Walau pun amar putusan perkara ini menyatakan gugatan Bupati Sula tidak dapat diterima alias NO, urai Duwila menambahkan, yang berarti putusannya bersifat negatif karena belum menetapkan sesuatu status atas tanah lokasi Bandara Emalamo, bahkan permintaan penetapannya sebagai aset pemerintah kabupaten Sula pun secara spesifik dinyatakan tidak dapat diterima, tetapi ketika digugat kembali oleh pihaknya dalam perkara baru No. 8/Pdt.G/2019/PN.Snn tgl 6 Mei 2020 Majelis Hakim menyatakan gugatan itu ne bis in idem dan dalam amar putusan kembali dinyatakan gugatannya itu tidak diterima.

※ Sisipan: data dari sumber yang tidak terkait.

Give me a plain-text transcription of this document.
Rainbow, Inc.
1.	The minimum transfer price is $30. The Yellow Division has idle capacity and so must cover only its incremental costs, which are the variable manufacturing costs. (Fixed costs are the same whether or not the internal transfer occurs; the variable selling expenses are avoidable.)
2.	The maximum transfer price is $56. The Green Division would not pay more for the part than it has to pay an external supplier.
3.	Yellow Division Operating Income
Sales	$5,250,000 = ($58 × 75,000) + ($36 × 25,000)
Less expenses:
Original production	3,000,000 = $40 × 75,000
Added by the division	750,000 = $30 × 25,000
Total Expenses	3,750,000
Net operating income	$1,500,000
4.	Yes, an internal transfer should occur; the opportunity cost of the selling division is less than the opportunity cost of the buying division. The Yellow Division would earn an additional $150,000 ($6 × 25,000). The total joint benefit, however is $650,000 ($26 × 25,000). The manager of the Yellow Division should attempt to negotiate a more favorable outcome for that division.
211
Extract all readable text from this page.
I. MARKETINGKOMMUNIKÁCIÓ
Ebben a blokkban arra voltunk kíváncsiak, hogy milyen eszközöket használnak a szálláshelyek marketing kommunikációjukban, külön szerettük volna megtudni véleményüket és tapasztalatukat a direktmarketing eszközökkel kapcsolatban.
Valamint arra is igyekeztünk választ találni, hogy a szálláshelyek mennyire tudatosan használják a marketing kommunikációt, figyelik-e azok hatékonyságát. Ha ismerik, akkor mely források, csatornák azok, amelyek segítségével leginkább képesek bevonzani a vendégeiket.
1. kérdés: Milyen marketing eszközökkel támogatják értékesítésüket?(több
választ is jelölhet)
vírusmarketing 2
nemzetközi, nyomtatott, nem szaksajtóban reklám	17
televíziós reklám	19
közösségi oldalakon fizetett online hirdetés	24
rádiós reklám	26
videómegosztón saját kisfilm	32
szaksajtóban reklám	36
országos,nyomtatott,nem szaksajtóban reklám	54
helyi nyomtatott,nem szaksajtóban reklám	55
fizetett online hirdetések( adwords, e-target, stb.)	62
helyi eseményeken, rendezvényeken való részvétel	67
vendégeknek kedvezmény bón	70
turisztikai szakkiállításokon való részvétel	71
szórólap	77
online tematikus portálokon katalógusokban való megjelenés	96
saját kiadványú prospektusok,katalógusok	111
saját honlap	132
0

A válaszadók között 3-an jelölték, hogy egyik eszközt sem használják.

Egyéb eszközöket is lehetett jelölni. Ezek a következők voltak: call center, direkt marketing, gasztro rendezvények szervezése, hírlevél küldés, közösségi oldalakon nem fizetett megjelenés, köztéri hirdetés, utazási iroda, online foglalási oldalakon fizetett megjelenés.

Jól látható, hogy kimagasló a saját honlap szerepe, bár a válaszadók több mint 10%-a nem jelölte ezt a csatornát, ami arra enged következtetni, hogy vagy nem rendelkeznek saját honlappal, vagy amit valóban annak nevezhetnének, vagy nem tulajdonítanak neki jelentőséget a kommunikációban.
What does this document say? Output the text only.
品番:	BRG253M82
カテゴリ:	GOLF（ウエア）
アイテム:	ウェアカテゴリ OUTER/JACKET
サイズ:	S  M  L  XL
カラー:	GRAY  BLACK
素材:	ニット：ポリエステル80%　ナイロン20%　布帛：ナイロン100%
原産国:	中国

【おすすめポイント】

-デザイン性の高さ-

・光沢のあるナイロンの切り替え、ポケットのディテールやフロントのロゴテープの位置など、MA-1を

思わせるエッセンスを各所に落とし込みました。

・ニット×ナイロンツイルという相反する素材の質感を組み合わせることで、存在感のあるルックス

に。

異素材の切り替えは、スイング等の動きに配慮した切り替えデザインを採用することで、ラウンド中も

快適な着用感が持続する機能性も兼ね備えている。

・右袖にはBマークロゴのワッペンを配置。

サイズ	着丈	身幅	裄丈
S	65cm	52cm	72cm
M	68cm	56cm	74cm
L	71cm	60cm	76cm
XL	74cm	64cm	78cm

Ironisnya, kata dia, Hakim Banding berkewajiban memeriksa kembali perkara secara menyeluruh baik pembuktian mau pun penerapan hukumnya berpeluang menemukan adanya kesalahan hakim pertama, namun dalam putusannya No. 23/Pdt/2020/PT.Tte tgl 7 Juli 2020 hanya menguatkan putusan Pengadilan Negeri Sanana.
Disinilah dia melihat, nampaknya lembaga peradilan dalam melakoni perannya memeriksa dan mengadili perkaranya ini hanya laksana “pembubuh stempel”, yaitu membenarkan saja tindakan pemerintah dan pemerintah merampas dan menguasai tanah milik orangtuanya secara sewenang-wenang, tanpa mau menilai fakta dan bukti yang diajukan dalam perkara. [ Red/Akt-13 ]
Foto : DUWILA (kemeja lengan pendek putih) di Kantor Ombudsman RI Jln HR Rasuna Said Jakarta.